Dress jokes
Why should you always knock on the fridge door before opening it?
The salad could be dressing!
Yo mama's so fat, when she went to the beach in a blue dress, everyone screamed "tsunami!"
So, me and my friend dressed as dead people for Halloween. The only difference in the costume was that he was actually dead.
What is the difference between a nicely dressed man on a tricycle and a poorly dressed man on a bicycle?
A tire.
(A tire as in clothes and the tire? U get it? No? I'm lonely. Add me on Xbox: DECIMUS PAX)
1. Why did the scarecrow win an award? Because he was outstanding in his field.
2. Why did the melon jump into the lake? It wanted to be a water-melon.
3. What did the duck say when it bought lipstick? “Put it on my bill.”
4. What do you call a pig that does karate? A pork chop.
5. What has a bed that you can’t sleep in? A river.
6. Why were the teacher’s eyes crossed? She couldn’t control her pupils.
7. What starts with E, ends with E, and has only 1 letter in it? An Envelope.
8. How does the ocean say hello? It waves.
9. What lights up a soccer stadium? A soccer match.
10. What creature is smarter than a talking parrot? A spelling bee.
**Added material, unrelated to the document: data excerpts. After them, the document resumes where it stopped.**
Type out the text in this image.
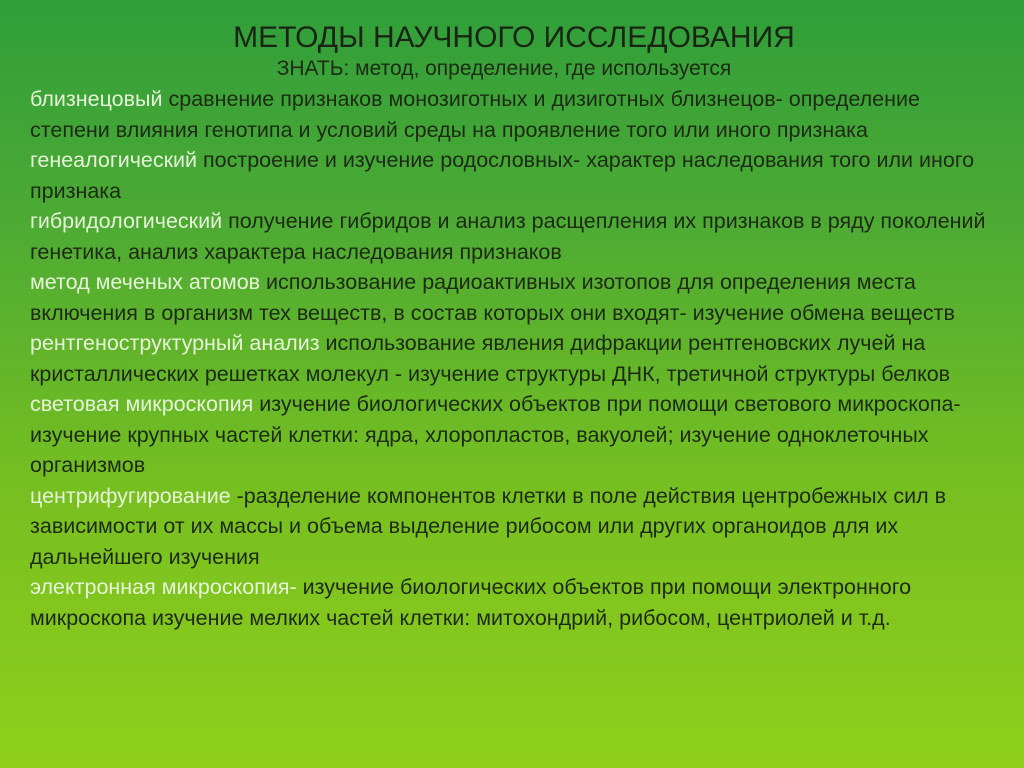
МЕТОДЫ НАУЧНОГО ИССЛЕДОВАНИЯ

ЗНАТЬ: метод, определение, где используется

близнецовый сравнение признаков монозиготных и дизиготных близнецов- определение степени влияния генотипа и условий среды на проявление того или иного признака

генеалогический построение и изучение родословных- характер наследования того или иного признака

гибридологический получение гибридов и анализ расщепления их признаков в ряду поколений генетика, анализ характера наследования признаков

метод меченых атомов использование радиоактивных изотопов для определения места включения в организм тех веществ, в состав которых они входят- изучение обмена веществ

рентгеноструктурный анализ использование явления дифракции рентгеновских лучей на кристаллических решетках молекул - изучение структуры ДНК, третичной структуры белков

световая микроскопия изучение биологических объектов при помощи светового микроскопа- изучение крупных частей клетки: ядра, хлоропластов, вакуолей; изучение одноклеточных организмов

центрифугирование -разделение компонентов клетки в поле действия центробежных сил в зависимости от их массы и объема выделение рибосом или других органоидов для их дальнейшего изучения

электронная микроскопия- изучение биологических объектов при помощи электронного микроскопа изучение мелких частей клетки: митохондрий, рибосом, центриолей и т.д.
11. Which U.S. state has the smallest soft drinks? Minnesota (as in, “mini-soda”).
12. Why couldn’t the leopard play hide and seek? Because he was always spotted.
13. Apparently, you can’t use “beef stew” as a password. It’s not stroganoff.
14. Why did the drum take a nap? It was beat.
15. Where do hamburgers go dancing? They go to the meat-ball.
16. Why did the tomato turn red? It saw the salad dressing.
17. Why shouldn’t you write with a broken pencil? Because it’s pointless.
Yo mama is so fat that when she put on a yellow dress, people called her "taxi."
Emos are weird to me because they dress up all black, and you know I don't like that, so that's why I don't like it.
Did you know Princess Diana's last dress she wore was white? But afterwards, it was red.
What kind of dress does a Roblox Floppa house have?
"ADDRESS!"
A man goes for a pee in a haunted house.
He unzips his pants at the urinal when a man dressed as a goblin chuckles next to him. "You got a small dick, buddy," the man says to him.
Me: What did my sister do when she dressed up as Elsa and I gave her a balloon?
You: What?
Me: She let it go, let it go!
Why was the rapper always well-dressed?
Because he knew the importance of FLOW in FASHION.
My mom told me to get dressed, and I said, "For what? Are we going to the rodeo?"
Why did a cop in the 1960s cross the road? To arrest a faggot for cross-dressing.
Ever since convicted New York State felon Donald John Trump has taken office, the Canada-US border has been a mess of tariffs, counter-tariffs and boycotts.
And where does it end? I just got served a salad with 500 Islands in the dressing instead of a thousand. The price was the same.
There were two friends talking one day. Tim tells John, "I think I'm gay."
John says to Tim, "What do you mean?"
Tim says, "When I grow up, I want to dress like a woman and sing karaoke in a bar and call myself (Gillette the best a man can get)!"
John says to Tim, "I think you're right, and thanks for reminding me I need to buy razors."
Yesterday I went to a party at my friend’s house. Everyone was dressed as birthday candles. It was a blowout.
I was watching the London Marathon one year, and I saw two runners in costumes. One of them was dressed a chicken and the other dressed as an egg. I thought: "This'll be interesting."
I just went to a Halloween party for rappers and rap DJs from the Czech Republic, and everyone was dressed in the same costume! I couldn't tell which witch was Wich!
Mom: Do I look fat in my dress?
Child: Nah... you look fat in every dress!